In 199 A, the first reference to section 864 is found under the heading "Interaction of sections 875 (1) and 199A".
Section 875 (1) Associations; beneficiaries of agricultural holdings and trust funds: (i) a foreign non-resident or foreign company is considered engaged in an activity or commercial activity in the United States if the company of which that person or company member is involved, and a person non-resident foreigner or a foreign company that is the beneficiary of a property or a trust that engages in any commercial or commercial activity in the United States will be considered part of such business or activities in the United States. "

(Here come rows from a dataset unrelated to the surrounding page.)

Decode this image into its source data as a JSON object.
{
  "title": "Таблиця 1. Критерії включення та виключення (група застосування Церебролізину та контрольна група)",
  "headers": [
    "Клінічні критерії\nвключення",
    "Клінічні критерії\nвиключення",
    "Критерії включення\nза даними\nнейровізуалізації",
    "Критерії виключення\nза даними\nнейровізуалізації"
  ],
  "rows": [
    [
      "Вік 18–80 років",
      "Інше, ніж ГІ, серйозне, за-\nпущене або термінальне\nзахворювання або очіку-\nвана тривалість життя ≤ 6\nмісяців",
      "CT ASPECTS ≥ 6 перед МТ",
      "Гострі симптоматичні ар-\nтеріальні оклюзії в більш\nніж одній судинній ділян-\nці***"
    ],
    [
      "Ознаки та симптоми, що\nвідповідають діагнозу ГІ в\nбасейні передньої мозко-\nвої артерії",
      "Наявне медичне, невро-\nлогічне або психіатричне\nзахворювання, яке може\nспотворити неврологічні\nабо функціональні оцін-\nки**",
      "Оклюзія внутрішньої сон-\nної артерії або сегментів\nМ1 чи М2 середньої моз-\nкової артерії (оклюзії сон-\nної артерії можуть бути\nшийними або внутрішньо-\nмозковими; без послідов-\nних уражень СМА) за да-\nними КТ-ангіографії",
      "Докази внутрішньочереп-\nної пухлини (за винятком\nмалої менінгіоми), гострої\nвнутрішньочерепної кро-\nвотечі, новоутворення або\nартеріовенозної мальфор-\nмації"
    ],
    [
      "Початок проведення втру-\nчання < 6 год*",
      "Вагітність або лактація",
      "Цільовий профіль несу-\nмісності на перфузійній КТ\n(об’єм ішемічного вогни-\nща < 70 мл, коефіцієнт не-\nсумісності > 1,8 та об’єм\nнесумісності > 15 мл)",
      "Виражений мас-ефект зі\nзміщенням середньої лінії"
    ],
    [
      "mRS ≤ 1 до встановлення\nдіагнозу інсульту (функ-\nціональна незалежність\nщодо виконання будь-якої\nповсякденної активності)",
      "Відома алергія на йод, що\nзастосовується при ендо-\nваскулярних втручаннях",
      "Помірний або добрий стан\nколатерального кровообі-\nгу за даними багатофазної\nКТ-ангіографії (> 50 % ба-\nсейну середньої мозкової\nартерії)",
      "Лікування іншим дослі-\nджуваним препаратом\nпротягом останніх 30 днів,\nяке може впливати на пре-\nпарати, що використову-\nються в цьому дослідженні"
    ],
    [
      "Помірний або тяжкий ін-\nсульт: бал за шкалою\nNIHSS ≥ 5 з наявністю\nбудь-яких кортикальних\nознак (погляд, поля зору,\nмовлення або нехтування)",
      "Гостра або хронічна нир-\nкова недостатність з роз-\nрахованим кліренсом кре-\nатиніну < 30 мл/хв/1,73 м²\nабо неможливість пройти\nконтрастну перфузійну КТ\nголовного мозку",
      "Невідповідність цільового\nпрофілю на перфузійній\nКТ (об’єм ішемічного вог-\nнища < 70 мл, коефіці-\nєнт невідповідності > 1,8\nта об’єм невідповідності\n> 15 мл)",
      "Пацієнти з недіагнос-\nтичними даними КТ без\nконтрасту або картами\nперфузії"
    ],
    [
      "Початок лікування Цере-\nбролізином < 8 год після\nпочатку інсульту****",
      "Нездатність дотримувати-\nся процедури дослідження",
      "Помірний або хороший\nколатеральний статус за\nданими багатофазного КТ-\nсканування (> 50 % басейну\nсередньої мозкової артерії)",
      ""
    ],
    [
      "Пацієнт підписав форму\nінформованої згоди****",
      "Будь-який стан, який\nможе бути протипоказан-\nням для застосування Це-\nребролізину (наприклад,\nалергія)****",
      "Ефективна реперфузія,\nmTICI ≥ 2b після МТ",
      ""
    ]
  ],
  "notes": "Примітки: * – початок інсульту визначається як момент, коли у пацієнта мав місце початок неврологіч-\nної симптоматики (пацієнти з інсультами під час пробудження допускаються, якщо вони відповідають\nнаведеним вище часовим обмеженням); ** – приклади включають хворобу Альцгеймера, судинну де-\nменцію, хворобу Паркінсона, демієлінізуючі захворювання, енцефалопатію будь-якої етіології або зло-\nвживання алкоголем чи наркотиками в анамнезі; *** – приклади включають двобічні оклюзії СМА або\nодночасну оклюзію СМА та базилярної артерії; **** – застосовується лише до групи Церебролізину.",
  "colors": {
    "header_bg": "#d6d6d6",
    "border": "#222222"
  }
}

An example of Section 875 (1): considers a US association in the consulting sector. They own residents in the United States and non-resident foreign investors. Annex K-1 for partner’s reports revenue to line 1 which, according to Article 875, paragraph 1, is an ICE for non-resident members. The non-resident alien must submit a Form 1040NR to report this ECI and may be eligible for a QBI deduction, as it is a "commercial or national activity," determined at the entity level.